Has anyone configured IIS 6.0 loadbalancing on win 2003 servers with ASP.NET app using InProc Sessions. How can this be achieved?
Has anyone configured IIS 6.0 loadbalancing on win 2003 servers with ASP.NET app using InProc Sessions. How can this be achieved?
If you are using the NLB clustering that ships as part of windows server 2003 then you are looking for the affinty setting. If you set this to "single affinty" then communication from one IP address will always route to the same server, thus allowing the client to get access to the InProc session state. There is some documentation on how to set it at http://technet.microsoft.com/en-us/library/bb734858.aspx
I can't say that I have ever load balanced an IIS 6 server with InProc sessions without using a load balancing device. If you can't use some kind of distributed cache, such as SQL Server or a more performant custom cache, you will probably need to set up some kind of "sticky session" routing in a load balancing device. This allows you to farm out your web sites, but for each user, for the duration of their session, they are repeatedly routed to the same particular server in the farm. This allows you to use InProc sessions, but at the relatively minor cost of not having perfectly ideal load balancing.
Note: You might get better answers for this kind of question over on StackOverflow's sister site: www.ServerFault.com.
It could be achieved depending on how you are balancing.
A lot of balancers will allow you to nominate a cookie as their method for deciding where to direct stick sessions, but it's very dependent on the hardware/software balancer you're using. That's the only way it's going to work for you.

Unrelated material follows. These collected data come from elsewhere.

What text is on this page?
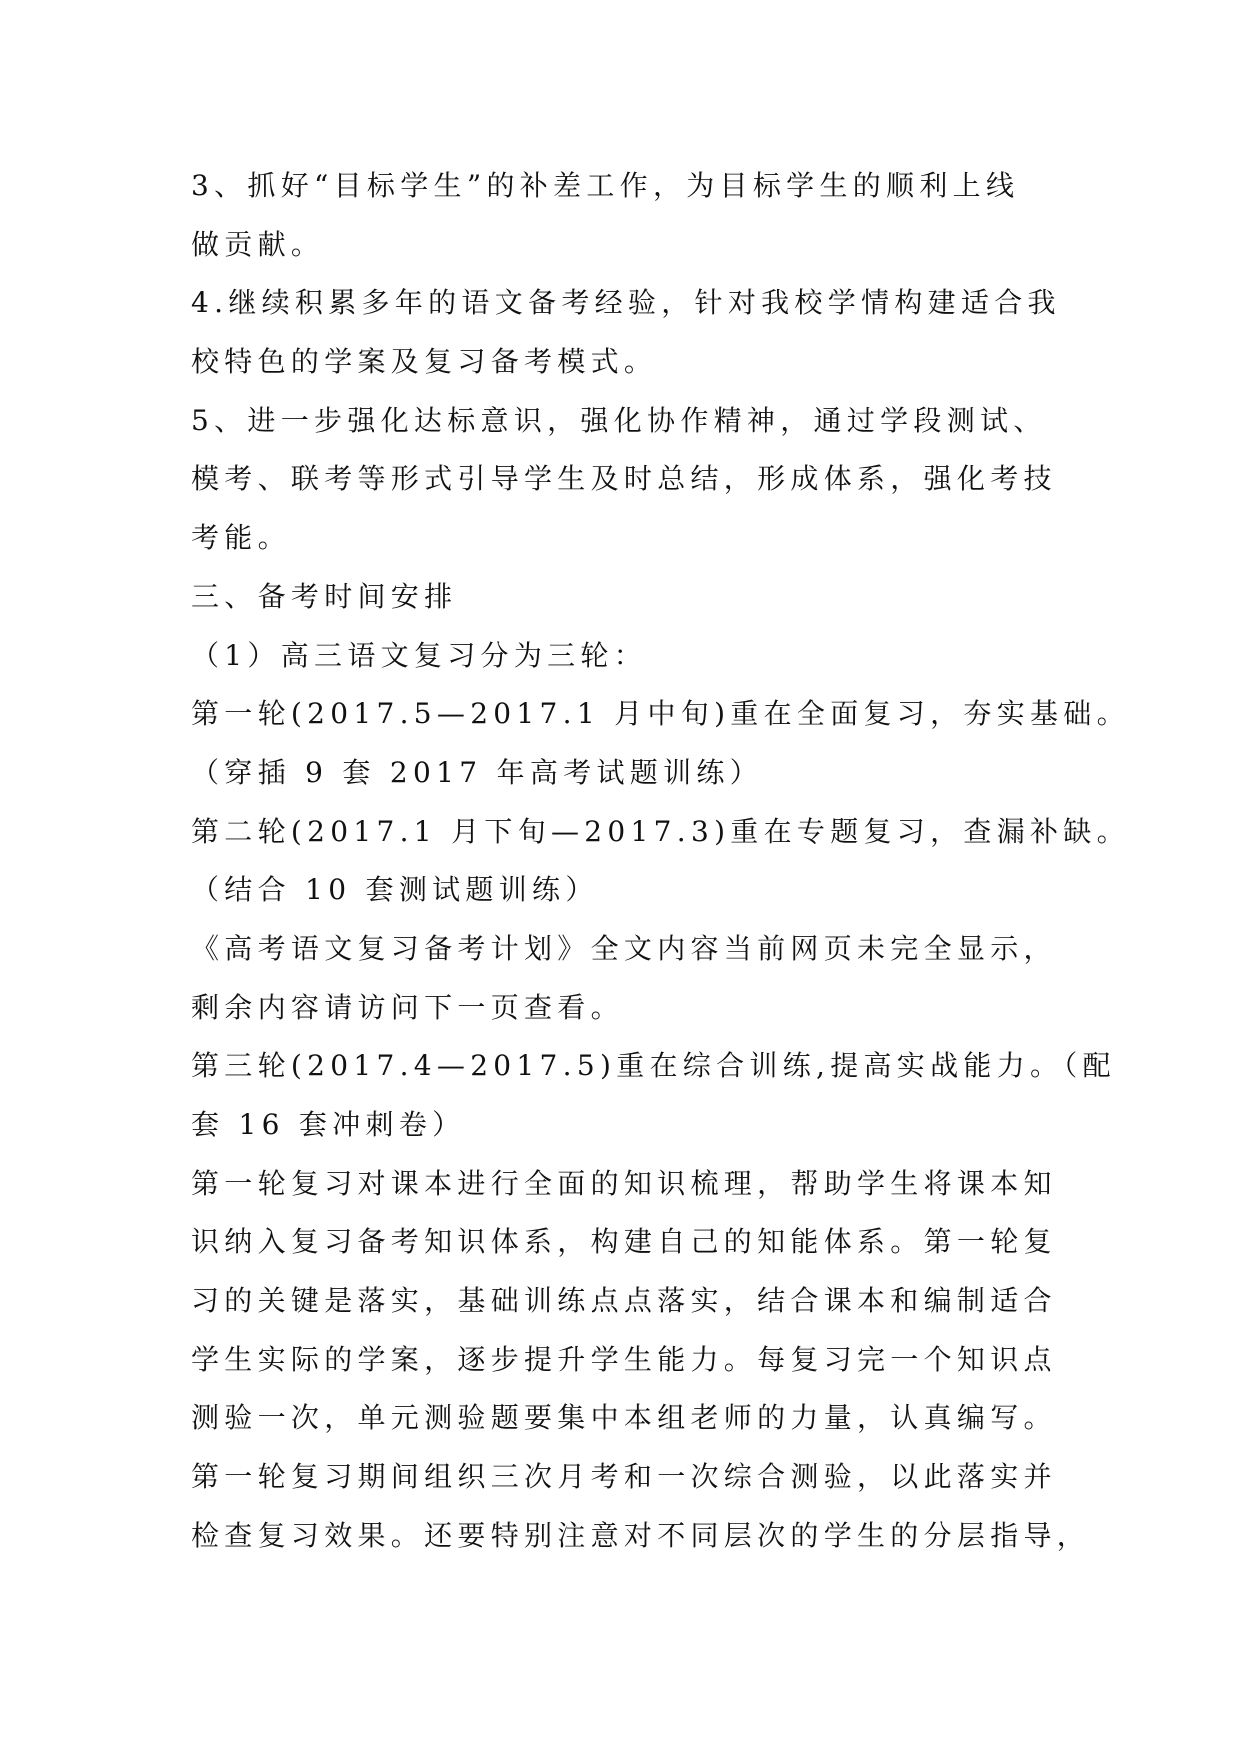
3、抓好“目标学生”的补差工作，为目标学生的顺利上线
做贡献。
4.继续积累多年的语文备考经验，针对我校学情构建适合我
校特色的学案及复习备考模式。
5、进一步强化达标意识，强化协作精神，通过学段测试、
模考、联考等形式引导学生及时总结，形成体系，强化考技
考能。
三、备考时间安排
（1）高三语文复习分为三轮：
第一轮(2017.5—2017.1 月中旬)重在全面复习，夯实基础。
（穿插 9 套 2017 年高考试题训练）
第二轮(2017.1 月下旬—2017.3)重在专题复习，查漏补缺。
（结合 10 套测试题训练）
《高考语文复习备考计划》全文内容当前网页未完全显示，
剩余内容请访问下一页查看。
第三轮(2017.4—2017.5)重在综合训练,提高实战能力。（配
套 16 套冲刺卷）
第一轮复习对课本进行全面的知识梳理，帮助学生将课本知
识纳入复习备考知识体系，构建自己的知能体系。第一轮复
习的关键是落实，基础训练点点落实，结合课本和编制适合
学生实际的学案，逐步提升学生能力。每复习完一个知识点
测验一次，单元测验题要集中本组老师的力量，认真编写。
第一轮复习期间组织三次月考和一次综合测验，以此落实并
检查复习效果。还要特别注意对不同层次的学生的分层指导，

If you are going to plant load balancer, you would need to look at StateServer or SQL Server database. Find out more at http://www.codeproject.com/KB/session/ASPNETSession.aspx.
This article at MSDN Mag titled Build Better Data-Driven Apps With Distributed Caching from explains a lot about how to use Velocity (currently in Community Technology Preview)

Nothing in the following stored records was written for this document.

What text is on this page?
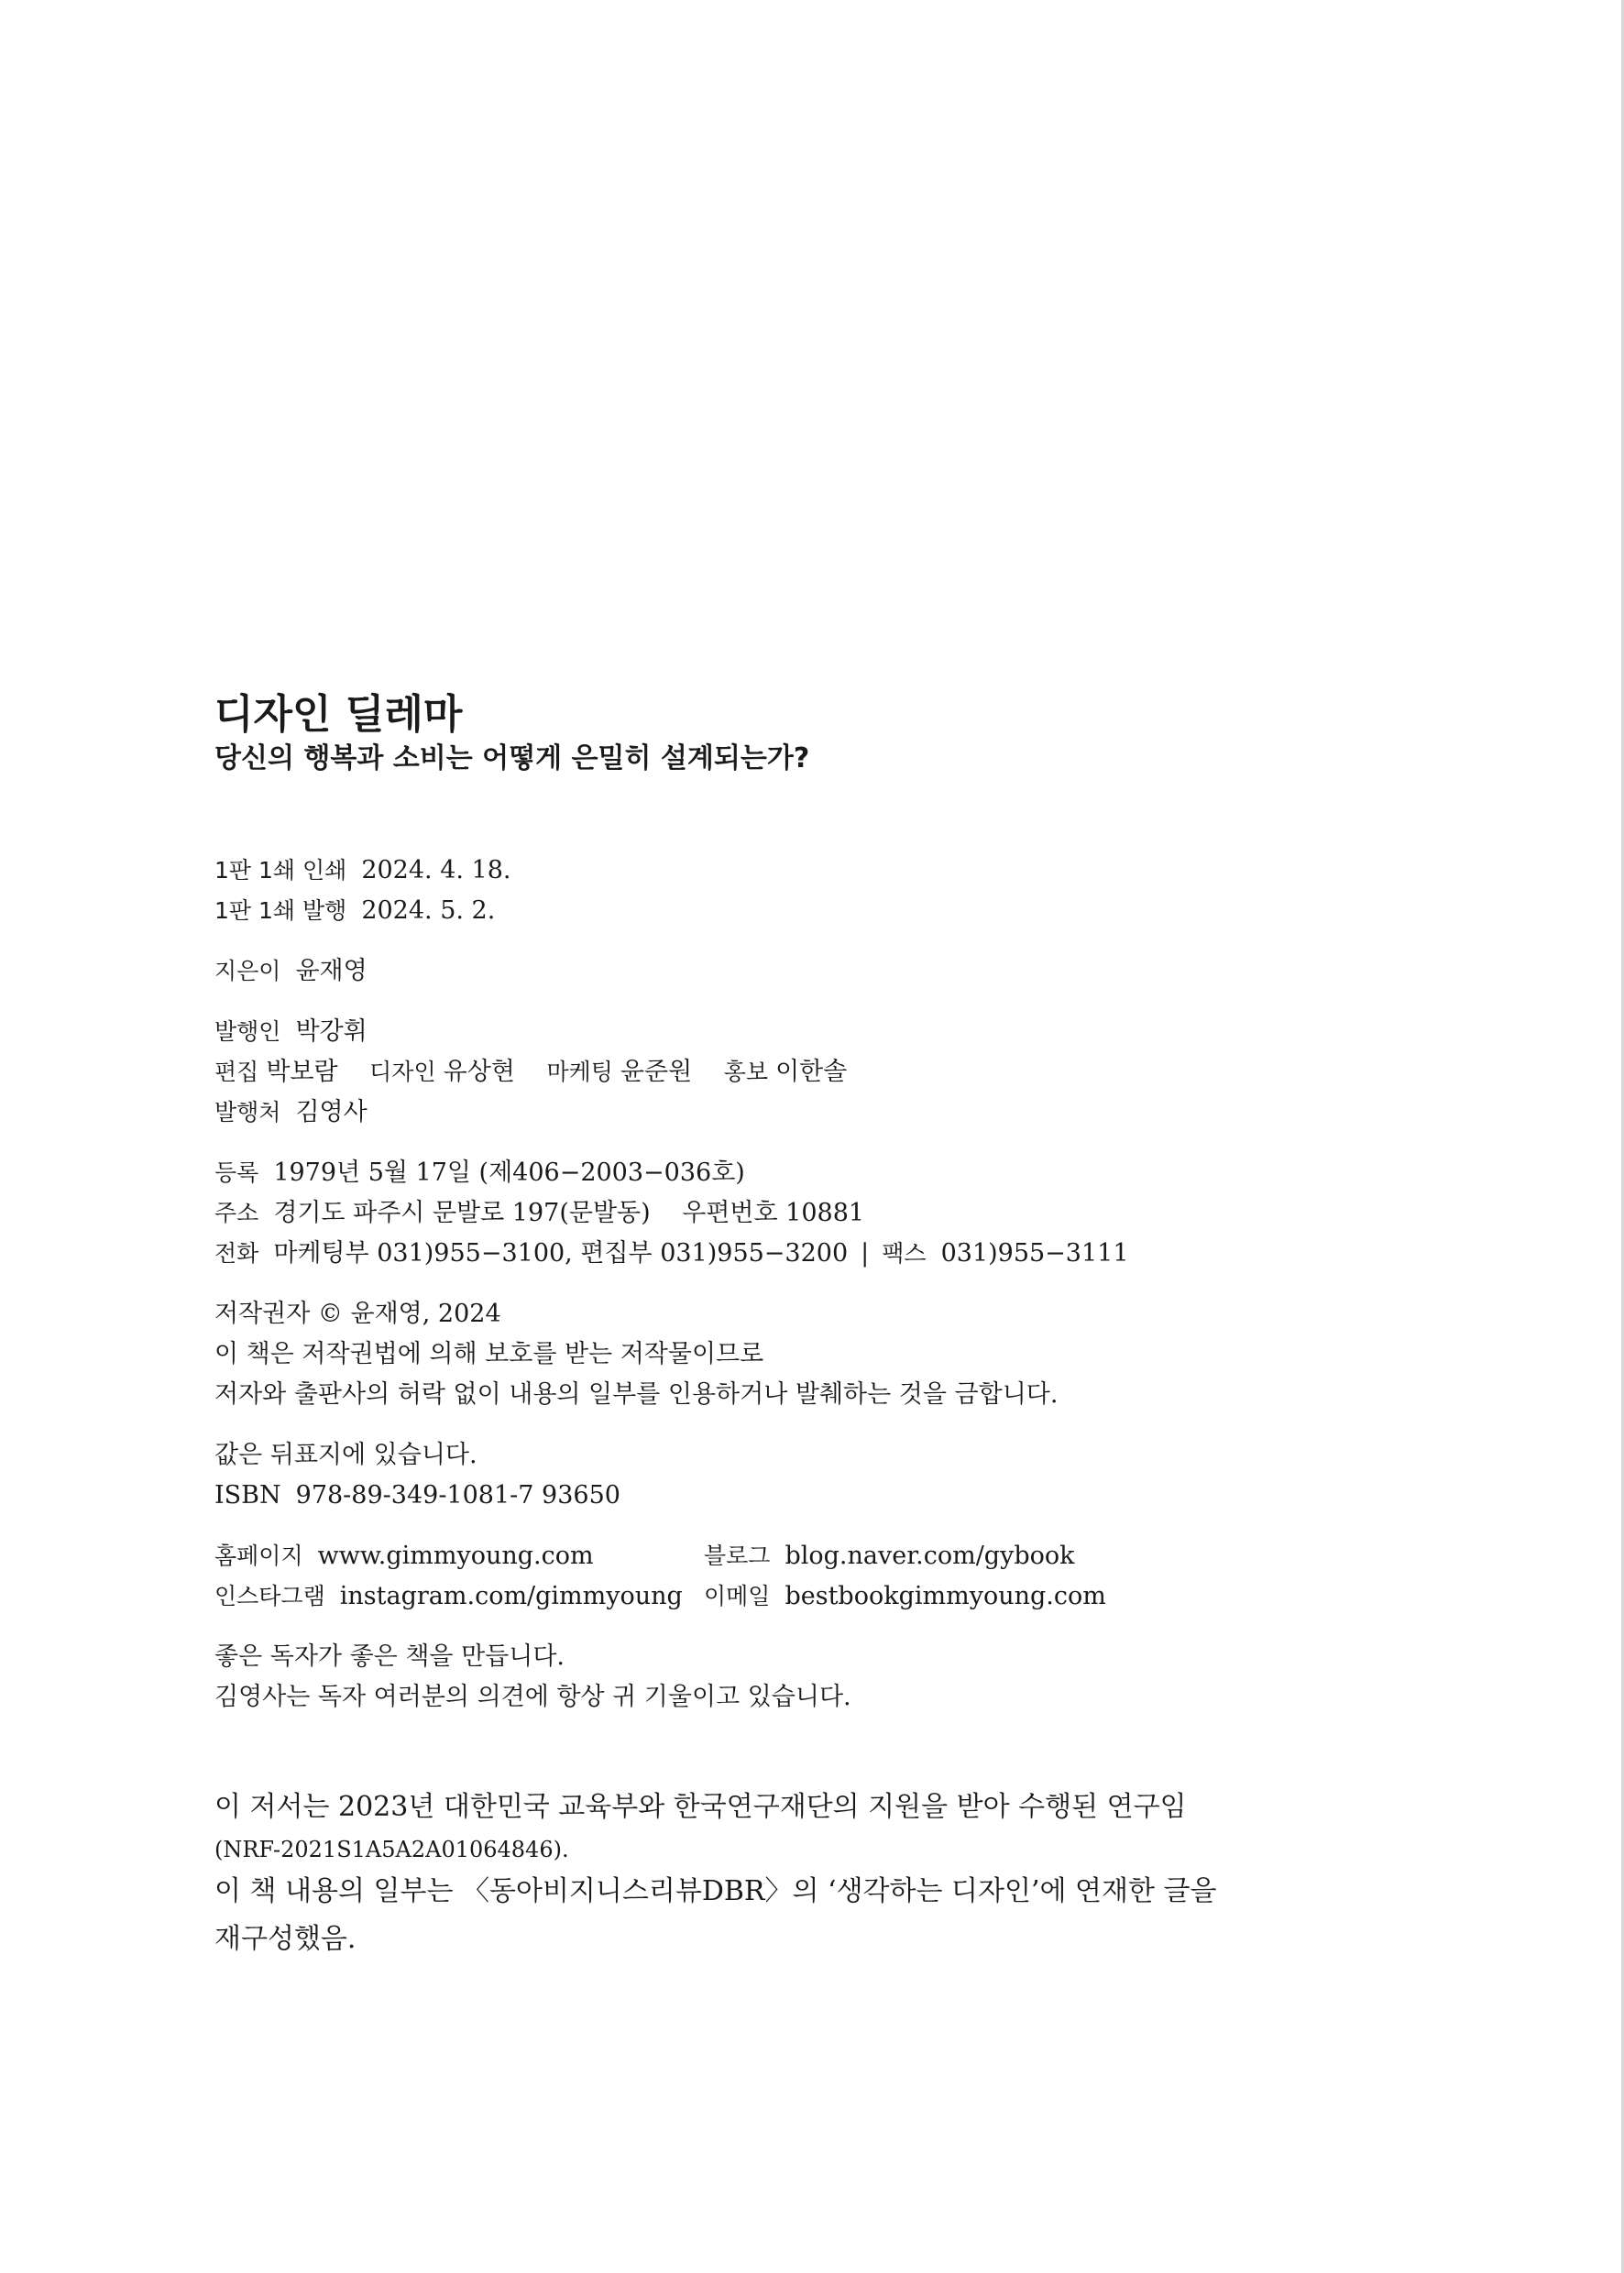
디자인 딜레마
당신의 행복과 소비는 어떻게 은밀히 설계되는가?
1판 1쇄 인쇄 2024. 4. 18.
1판 1쇄 발행 2024. 5. 2.
지은이 윤재영
발행인 박강휘
편집 박보람 디자인 유상현 마케팅 윤준원 홍보 이한솔
발행처 김영사
등록 1979년 5월 17일 (제406−2003−036호)
주소 경기도 파주시 문발로 197(문발동) 우편번호 10881
전화 마케팅부 031)955−3100, 편집부 031)955−3200 | 팩스 031)955−3111
저작권자 © 윤재영, 2024
이 책은 저작권법에 의해 보호를 받는 저작물이므로
저자와 출판사의 허락 없이 내용의 일부를 인용하거나 발췌하는 것을 금합니다.
값은 뒤표지에 있습니다.
ISBN 978-89-349-1081-7 93650
홈페이지 www.gimmyoung.com	블로그 blog.naver.com/gybook
인스타그램 instagram.com/gimmyoung 이메일 bestbookgimmyoung.com
좋은 독자가 좋은 책을 만듭니다.
김영사는 독자 여러분의 의견에 항상 귀 기울이고 있습니다.
이 저서는 2023년 대한민국 교육부와 한국연구재단의 지원을 받아 수행된 연구임
(NRF-2021S1A5A2A01064846).
이 책 내용의 일부는 〈동아비지니스리뷰DBR〉의 ‘생각하는 디자인’에 연재한 글을
재구성했음.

The simplest way if you are unable to consolidate state management to ASP.NET State service or SQL Server state database is then to configure your web farm with Windows' NLB.
http://www.west-wind.com/presentations/loadbalancing/networkloadbalancingwindows2003.asp
Yep - I've used load balancing with IIS6. Everyone else has more or less answered the questions though :)
We had a hardware load balancer in the front. This magically determined which IIS6 web server to query. We didn't use sticky sessions and therefore used an ASP.NET State Server (outproc sessions) to handle our sessions. I've not done it, but like other people have suggestion, you'll need sticky session for InProc.
We're now using IIS7 and it still works fine.